Is this equation for $2^k!$ correct? I couldn't find any equation for $2^k!$ so I came up with an equation that appears to work for the factorial of a power of $2$. However, I'm having problems proving it. My equation:
$$
\def\x{\times}
\def\prodf#1{\prod\limits_{n=2}^{#1}\prod\limits_{i=2}^{2^{n-1}}(2i-1)}
\def\ptwof#1{2^{2^#1-1}}
\def\foffset{\prod_{x=2^f+1}^{2^{f+1}}}
2^k! = \ptwof{k}\x\prodf{k}
$$
Induction is the obvious way to go:
$$
\begin{aligned}
k=0:&\\
&2^k!=1!=1=2^{1-1}\x1=\ptwof{k}\x\prodf{k}\qquad\checkmark\\
\text{assume}&\text{true for } k=f\\
k=f+&1:\\
&2^{f+1}!=2^f!\x\foffset=\ptwof{f}\x\prodf{f}\x\foffset\\
&_{\text{unsure if this is true; did I unpack }\prodf{f}\text{ right?}}\\
&=\ptwof{f}\x(2^f+1)\x(2^f+2)\x\cdots\x(2^{f+1})\x3^{f-1}\x5^{f-2}\x7^{f-2}\x\cdots\\
&=\quad?
\end{aligned}
$$

I got here because
$$(2j)! = j!\x2^k\x3\x5\x7\x\cdots\x(2j-3)\x(2j-1)\\$$
So if $n=2^k$, then we can keep using that equation to replace $j!$
After trying to do, I got
$$
\ptwof{k}\x3^{p_1}\x5^{p_2}\x\cdots
$$
by testing it out for some numbers and re-arranging stuff (ie I haven't proven this correct, but I guessed it).
The powers of the odd numbers were: 
$$
\begin{array}{|c|c}\hline
    \text{power} &p &p-1 &p-1 &p-2 &p-2 &p-2 &p-2 &p-3 \\ \hline
    \text{number}&3 &5   &7   &9   &11  &13  &15  &17 \\ \hline
\end{array}\cdots
$$
Where $p=k-1$ (for $k>2$; we stop when $p-j$ is $0$)
Basically, before we move $2^i$ numbers right, the $2^i$ next numbers each get the power $p-i$, where $i$ is the number of times we moved right.
For at least up to $2^{5}!$, $\displaystyle\prodf{k}$ is the formula for the multiplying by the odd numbers.

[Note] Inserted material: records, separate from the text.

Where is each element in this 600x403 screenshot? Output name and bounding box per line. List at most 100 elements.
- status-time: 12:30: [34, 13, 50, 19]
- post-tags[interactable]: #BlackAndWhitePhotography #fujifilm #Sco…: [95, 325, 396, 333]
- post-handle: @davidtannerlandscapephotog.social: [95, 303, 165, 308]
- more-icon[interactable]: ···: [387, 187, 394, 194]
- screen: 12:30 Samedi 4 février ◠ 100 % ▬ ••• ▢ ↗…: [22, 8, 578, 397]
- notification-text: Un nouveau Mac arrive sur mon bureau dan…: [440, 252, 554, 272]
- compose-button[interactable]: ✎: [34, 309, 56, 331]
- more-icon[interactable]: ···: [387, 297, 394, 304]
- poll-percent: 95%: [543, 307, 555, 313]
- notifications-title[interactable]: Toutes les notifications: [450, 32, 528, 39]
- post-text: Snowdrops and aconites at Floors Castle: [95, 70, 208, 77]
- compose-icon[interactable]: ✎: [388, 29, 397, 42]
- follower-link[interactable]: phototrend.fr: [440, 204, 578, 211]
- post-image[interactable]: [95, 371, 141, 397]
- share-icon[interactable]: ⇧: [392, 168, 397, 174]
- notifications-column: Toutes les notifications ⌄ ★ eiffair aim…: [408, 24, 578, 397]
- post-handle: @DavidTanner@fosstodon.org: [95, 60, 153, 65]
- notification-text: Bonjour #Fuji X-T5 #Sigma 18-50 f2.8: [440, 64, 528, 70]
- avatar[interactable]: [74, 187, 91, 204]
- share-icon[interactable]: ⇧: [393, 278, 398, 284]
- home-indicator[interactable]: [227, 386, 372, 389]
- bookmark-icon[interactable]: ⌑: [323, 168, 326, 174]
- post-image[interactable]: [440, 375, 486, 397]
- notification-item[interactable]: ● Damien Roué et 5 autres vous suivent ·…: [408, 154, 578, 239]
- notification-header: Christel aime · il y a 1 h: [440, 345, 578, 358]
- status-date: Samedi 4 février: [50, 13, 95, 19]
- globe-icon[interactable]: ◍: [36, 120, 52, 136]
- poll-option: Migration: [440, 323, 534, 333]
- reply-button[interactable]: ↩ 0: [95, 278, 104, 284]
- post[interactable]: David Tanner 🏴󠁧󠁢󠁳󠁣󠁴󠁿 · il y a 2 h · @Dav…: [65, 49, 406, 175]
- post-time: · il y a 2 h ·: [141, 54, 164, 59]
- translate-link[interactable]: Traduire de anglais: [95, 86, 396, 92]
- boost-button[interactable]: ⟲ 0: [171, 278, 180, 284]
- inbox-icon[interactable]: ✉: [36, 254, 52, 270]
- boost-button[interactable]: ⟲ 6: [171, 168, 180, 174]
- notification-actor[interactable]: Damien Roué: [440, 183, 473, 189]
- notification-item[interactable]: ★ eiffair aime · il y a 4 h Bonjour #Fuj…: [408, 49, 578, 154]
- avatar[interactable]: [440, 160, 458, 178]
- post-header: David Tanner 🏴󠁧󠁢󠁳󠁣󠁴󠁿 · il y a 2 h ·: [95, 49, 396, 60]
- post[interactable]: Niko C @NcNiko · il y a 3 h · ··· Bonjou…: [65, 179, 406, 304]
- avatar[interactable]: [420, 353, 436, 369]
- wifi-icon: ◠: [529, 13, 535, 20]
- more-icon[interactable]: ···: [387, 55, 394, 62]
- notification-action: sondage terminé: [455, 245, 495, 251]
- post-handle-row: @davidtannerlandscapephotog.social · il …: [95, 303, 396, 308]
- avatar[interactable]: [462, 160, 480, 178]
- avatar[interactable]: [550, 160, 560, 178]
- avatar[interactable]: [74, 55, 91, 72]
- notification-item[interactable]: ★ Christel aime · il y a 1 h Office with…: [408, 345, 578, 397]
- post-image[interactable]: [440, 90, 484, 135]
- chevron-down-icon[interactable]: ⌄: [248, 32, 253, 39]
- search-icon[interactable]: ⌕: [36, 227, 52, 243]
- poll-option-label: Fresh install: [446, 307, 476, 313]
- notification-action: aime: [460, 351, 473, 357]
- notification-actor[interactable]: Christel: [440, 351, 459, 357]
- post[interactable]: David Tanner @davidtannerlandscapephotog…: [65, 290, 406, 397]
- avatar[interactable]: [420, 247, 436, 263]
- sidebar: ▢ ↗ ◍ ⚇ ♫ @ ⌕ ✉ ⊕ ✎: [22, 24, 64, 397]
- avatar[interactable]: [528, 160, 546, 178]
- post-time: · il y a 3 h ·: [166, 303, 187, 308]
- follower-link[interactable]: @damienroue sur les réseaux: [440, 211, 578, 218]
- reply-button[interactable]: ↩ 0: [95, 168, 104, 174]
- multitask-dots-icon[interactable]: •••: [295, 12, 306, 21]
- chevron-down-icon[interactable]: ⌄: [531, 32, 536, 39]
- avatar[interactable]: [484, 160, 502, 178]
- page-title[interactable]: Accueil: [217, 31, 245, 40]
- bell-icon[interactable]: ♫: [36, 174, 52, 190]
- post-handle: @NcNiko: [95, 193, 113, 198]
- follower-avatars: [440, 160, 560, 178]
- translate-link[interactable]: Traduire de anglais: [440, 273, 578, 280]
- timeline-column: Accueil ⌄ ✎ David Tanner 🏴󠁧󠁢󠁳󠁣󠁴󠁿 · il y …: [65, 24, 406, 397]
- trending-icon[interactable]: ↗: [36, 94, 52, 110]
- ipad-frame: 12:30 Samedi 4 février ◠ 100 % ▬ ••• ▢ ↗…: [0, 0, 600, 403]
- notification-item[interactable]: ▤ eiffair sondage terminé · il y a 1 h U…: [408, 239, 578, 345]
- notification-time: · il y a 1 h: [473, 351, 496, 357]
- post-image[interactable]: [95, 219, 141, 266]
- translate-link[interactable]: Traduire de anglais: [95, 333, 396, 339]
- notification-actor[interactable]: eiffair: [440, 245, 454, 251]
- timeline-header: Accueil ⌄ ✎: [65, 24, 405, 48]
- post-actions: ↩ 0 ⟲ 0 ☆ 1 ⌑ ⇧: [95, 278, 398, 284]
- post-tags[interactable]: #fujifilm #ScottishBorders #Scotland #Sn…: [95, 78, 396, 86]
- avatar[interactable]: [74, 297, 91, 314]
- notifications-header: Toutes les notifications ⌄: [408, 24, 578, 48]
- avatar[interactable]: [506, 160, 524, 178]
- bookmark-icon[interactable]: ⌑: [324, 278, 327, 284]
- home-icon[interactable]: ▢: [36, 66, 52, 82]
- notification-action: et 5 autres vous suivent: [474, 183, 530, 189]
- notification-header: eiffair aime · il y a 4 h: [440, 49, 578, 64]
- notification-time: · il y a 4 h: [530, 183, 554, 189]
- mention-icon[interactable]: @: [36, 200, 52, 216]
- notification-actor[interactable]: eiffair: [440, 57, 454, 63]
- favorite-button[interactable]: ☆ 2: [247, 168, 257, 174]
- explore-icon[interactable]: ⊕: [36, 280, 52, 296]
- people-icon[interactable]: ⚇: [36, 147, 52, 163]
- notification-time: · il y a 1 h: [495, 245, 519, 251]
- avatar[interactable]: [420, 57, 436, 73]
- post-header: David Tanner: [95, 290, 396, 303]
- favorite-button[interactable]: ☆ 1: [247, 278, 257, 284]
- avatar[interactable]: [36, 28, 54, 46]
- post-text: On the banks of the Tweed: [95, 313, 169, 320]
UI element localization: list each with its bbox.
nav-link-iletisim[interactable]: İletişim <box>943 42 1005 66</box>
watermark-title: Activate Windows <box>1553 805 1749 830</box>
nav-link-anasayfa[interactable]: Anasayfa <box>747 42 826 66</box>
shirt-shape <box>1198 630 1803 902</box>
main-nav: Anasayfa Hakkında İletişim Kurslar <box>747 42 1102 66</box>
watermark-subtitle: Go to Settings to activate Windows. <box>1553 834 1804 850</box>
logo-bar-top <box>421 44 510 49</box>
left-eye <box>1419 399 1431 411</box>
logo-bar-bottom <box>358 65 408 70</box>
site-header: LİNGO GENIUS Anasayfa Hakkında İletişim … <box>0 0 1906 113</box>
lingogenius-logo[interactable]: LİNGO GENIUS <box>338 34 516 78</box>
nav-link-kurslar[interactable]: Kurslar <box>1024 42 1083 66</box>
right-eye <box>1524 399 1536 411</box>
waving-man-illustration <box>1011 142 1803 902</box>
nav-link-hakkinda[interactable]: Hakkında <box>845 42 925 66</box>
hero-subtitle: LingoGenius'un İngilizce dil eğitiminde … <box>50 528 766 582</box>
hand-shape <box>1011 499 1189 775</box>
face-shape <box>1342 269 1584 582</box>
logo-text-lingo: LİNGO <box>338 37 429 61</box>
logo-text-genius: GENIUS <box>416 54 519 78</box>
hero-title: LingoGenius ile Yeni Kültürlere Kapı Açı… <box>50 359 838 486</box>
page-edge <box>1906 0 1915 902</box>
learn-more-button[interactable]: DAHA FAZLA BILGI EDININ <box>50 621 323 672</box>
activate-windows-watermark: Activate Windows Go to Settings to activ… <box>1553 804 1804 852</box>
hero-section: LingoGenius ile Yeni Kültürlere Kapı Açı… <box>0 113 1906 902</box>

 A: Your formula is correct. The key point is to get the correct order for the Sylow $2$-subgroup of $S_{2^{k}},$ and you have done this. After that, the other term in your product is clearly the odd part of the order of $S_{2^{k}}.$ The proof that the order of  Sylow $2$-subgroup of $S_{2^{k}}$ is what you claim can be done by induction.  You can show that $S_{2^{k-1}} \wr S_{2}$ has odd index in $S_{2^{k}},$ and then everything follows.
Later edit in response to comment: Here's how to get the power of $2$ right without using groups (its more or less what was done in the question): for $1 \leq j \leq 2^{k-2}-1,$ the power of $2$ dividing $2j + 2^{k-1}$ is the same as the power of $2$ dividing $2j.$ 
But for $j = 2^{k-2}$ the power of $2$ dividing $2j +2^{k-1}$ is $k,$ which is one greater than the power of $2$ dividing $2^{k-1}.$ Hence the power of $2$ dividing $2^{k}!$ is the same as the power of $2$ dividing $2 \times (2^{k-1}!)^{2}.$ Then by induction this power is the $(2^{k}-1)$ power.